Au pied du grand chêne, ils gravirent un chemin fait de planches et de cordes qui épousait son écorce sur toute la circonférence, montant en pente douce dans les hauteurs.
Pendant l’ascension, Tobias se glissa entre Ambre et Matt pour demander à voix basse :
— Qu’est-ce qu’on fait s’ils ne veulent pas de nous ?
— Il faut les convaincre de nous aider, répliqua Ambre, nous l’avons bien vu, la Forêt Aveugle est trop grande et dangereuse pour qu’on puisse espérer la traverser sans leur aide. S’ils nous renvoient en bas, nous sommes…
— Morts ? fit Tobias, pas vraiment rassuré par la franchise d’Ambre. À bien réfléchir, je préfère quand tu me mens !
— S’ils refusent de nous assister, dit Matt, alors qu’ils nous rendent nos armes et quelques provisions, on se débrouillera.
Ambre l’attrapa par le bras :
— Matt, ne t’obstine pas, la Forêt Aveugle finira par avoir notre peau, tu as vu sa taille ? Elle s’étend dans toutes les directions, vaste comme un océan. Jamais nous n’en sortirons vivants en passant par ses profondeurs !
Tobias approuva, terrifié.
— Elle n’a pas tort ! Les convaincre, par tous les moyens, je ne vois que ça.
— Je ne saurais l’expliquer, continua Ambre, mais j’ai un bon feeling avec eux, certes ils sont parfois… étranges, néanmoins j’ai confiance. Il faut tout faire pour qu’ils nous aident. Nous avons besoin de repos, de vivres et d’un moyen de transport jusqu’à l’extrémité sud de cette mer Sèche. Matt, promets-moi de ne pas t’entêter contre eux.
— Je ne les sens pas. Ils cachent quelque chose.
— Parce qu’ils sont différents, c’est tout.
À plus de vingt mètres, ils atteignirent une longue plate-forme occupée en partie par une maison recouverte de mousse verte. À l’intérieur, accrochées aux parois, des soucoupes en bois accueillant un morceau de substance molle projetaient un éclairage blanc sur des bancs et des tapis bruns. Clémantis fit signe à l’Alliance des Trois de s’asseoir pour patienter pendant que Faellis et Orlandia s’éclipsaient par une porte à double battant.

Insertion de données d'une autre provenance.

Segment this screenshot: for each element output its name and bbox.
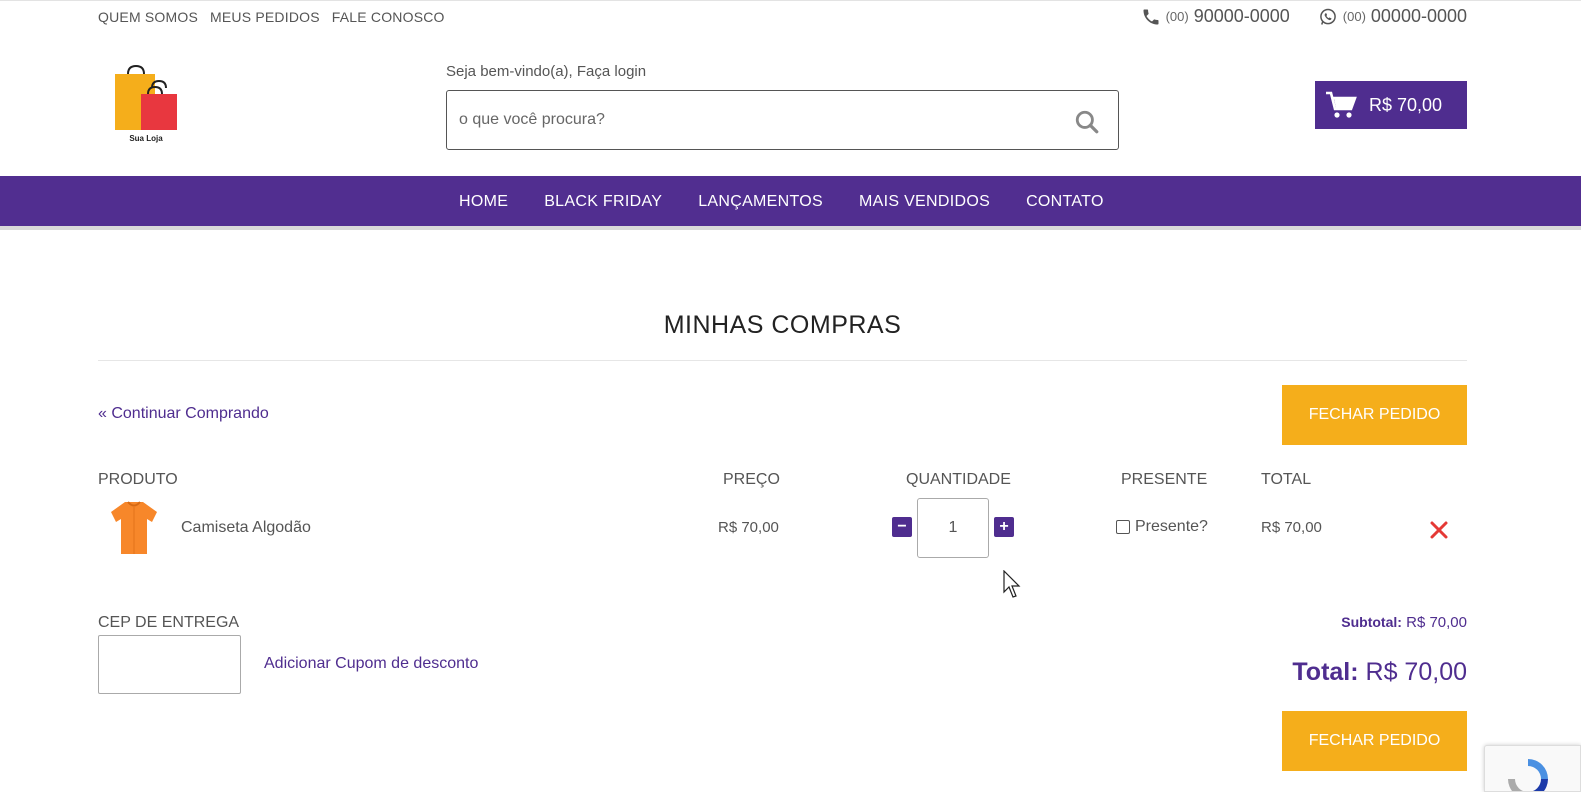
link-quem-somos[interactable]: QUEM SOMOS <box>98 9 198 25</box>
welcome-login[interactable]: Seja bem-vindo(a), Faça login <box>446 63 646 80</box>
col-quantidade: QUANTIDADE <box>906 471 1011 488</box>
mouse-cursor-icon <box>1003 570 1021 598</box>
nav-lancamentos[interactable]: LANÇAMENTOS <box>698 193 823 211</box>
remove-item-icon[interactable] <box>1428 519 1450 541</box>
grand-total: Total: R$ 70,00 <box>1292 658 1467 687</box>
nav-home[interactable]: HOME <box>459 193 508 211</box>
phone-number: 90000-0000 <box>1193 6 1290 26</box>
link-meus-pedidos[interactable]: MEUS PEDIDOS <box>210 9 320 25</box>
gift-label: Presente? <box>1135 518 1208 535</box>
col-preco: PREÇO <box>723 471 780 488</box>
phone-icon <box>1143 9 1159 24</box>
whatsapp-number: 00000-0000 <box>1370 6 1467 26</box>
decrease-quantity-button[interactable]: − <box>892 517 912 537</box>
main-nav: HOME BLACK FRIDAY LANÇAMENTOS MAIS VENDI… <box>0 176 1581 230</box>
search-icon[interactable] <box>1074 109 1100 135</box>
cep-input[interactable] <box>98 635 241 694</box>
nav-contato[interactable]: CONTATO <box>1026 193 1104 211</box>
top-links: QUEM SOMOS MEUS PEDIDOS FALE CONOSCO <box>98 9 445 25</box>
increase-quantity-button[interactable]: + <box>994 517 1014 537</box>
svg-text:Sua Loja: Sua Loja <box>129 134 163 143</box>
continue-shopping-link[interactable]: « Continuar Comprando <box>98 405 269 423</box>
total-value: R$ 70,00 <box>1365 658 1467 686</box>
product-image[interactable] <box>108 499 160 557</box>
product-price: R$ 70,00 <box>718 519 779 536</box>
nav-black-friday[interactable]: BLACK FRIDAY <box>544 193 662 211</box>
subtotal-label: Subtotal: <box>1341 614 1402 630</box>
store-logo[interactable]: Sua Loja <box>112 64 182 146</box>
nav-mais-vendidos[interactable]: MAIS VENDIDOS <box>859 193 990 211</box>
phone-contact[interactable]: (00) 90000-0000 <box>1141 6 1290 27</box>
subtotal-value: R$ 70,00 <box>1406 614 1467 631</box>
quantity-input[interactable] <box>917 498 989 558</box>
recaptcha-icon <box>1508 759 1548 791</box>
top-bar: QUEM SOMOS MEUS PEDIDOS FALE CONOSCO (00… <box>0 0 1581 32</box>
phone-ddd: (00) <box>1165 9 1189 24</box>
whatsapp-contact[interactable]: (00) 00000-0000 <box>1318 6 1467 27</box>
col-presente: PRESENTE <box>1121 471 1208 488</box>
checkout-button-bottom[interactable]: FECHAR PEDIDO <box>1282 711 1467 771</box>
row-total: R$ 70,00 <box>1261 519 1322 536</box>
search-bar <box>446 90 1119 150</box>
col-produto: PRODUTO <box>98 471 178 488</box>
whatsapp-ddd: (00) <box>1342 9 1366 24</box>
divider <box>98 360 1467 361</box>
product-name[interactable]: Camiseta Algodão <box>181 519 311 537</box>
contacts: (00) 90000-0000 (00) 00000-0000 <box>1141 6 1467 27</box>
cep-label: CEP DE ENTREGA <box>98 614 240 631</box>
recaptcha-badge[interactable] <box>1484 745 1581 792</box>
col-total: TOTAL <box>1261 471 1312 488</box>
gift-checkbox[interactable]: Presente? <box>1116 518 1208 536</box>
link-fale-conosco[interactable]: FALE CONOSCO <box>332 9 445 25</box>
total-label: Total: <box>1292 658 1359 686</box>
add-coupon-link[interactable]: Adicionar Cupom de desconto <box>264 655 478 673</box>
checkbox-icon[interactable] <box>1116 520 1130 534</box>
whatsapp-icon <box>1319 8 1336 25</box>
cart-button[interactable]: R$ 70,00 <box>1315 81 1467 129</box>
cart-icon <box>1326 91 1357 118</box>
cart-total: R$ 70,00 <box>1369 94 1443 115</box>
checkout-button-top[interactable]: FECHAR PEDIDO <box>1282 385 1467 445</box>
shopping-bags-logo: Sua Loja <box>115 64 177 143</box>
subtotal: Subtotal: R$ 70,00 <box>1341 614 1467 631</box>
search-input[interactable] <box>447 91 1047 149</box>
page-title: MINHAS COMPRAS <box>663 311 902 339</box>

Profitant de cet instant, Ambre interrogea Clémantis d’un air innocent :
— Ce matin, j’ai cru comprendre que vous vouliez nous parler, je me trompe ?
— Ce n’est rien.
— Pourquoi nous le cacher alors ?
Clémantis lui jeta un regard mal à l’aise avant de guetter la grande porte.
— Je n’ai pas le droit d’évoquer ce sujet, vous êtes des étrangers.
— Ne serait-ce pas justement l’occasion de faire de nous des amis ?
Clémantis parut touchée par cette remarque et avisa Ambre.
Orlandia réapparut à cet instant, en s’écriant :
— Le conseil va nous recevoir. Préparez-vous !
Tandis que ses deux compagnons se levaient, Ambre chuchota à Clémantis :
— Doit-on les craindre ?
Après une hésitation, Clémantis répondit sur le même ton de conspirateur :
— Elles ne sont pas toutes commodes, si elles considèrent que vous pouvez représenter la moindre menace pour nous, alors elles n’hésiteront pas à vous bannir. Soyez francs. Et surtout, que vos deux amis ne manifestent aucune forme d’agressivité !
Toute la bande s’engagea dans une salle voûtée, dont un des murs était l’écorce même du chêne. Un trou de trois mètres de large s’ouvrait sur l’intérieur de l’arbre, un escalier taillé à même l’aubier, irradié par d’autres lampes à substance molle, montait vers le sommet.
Guidée par Orlandia, la petite troupe se mit en marche vers le conseil des Femmes.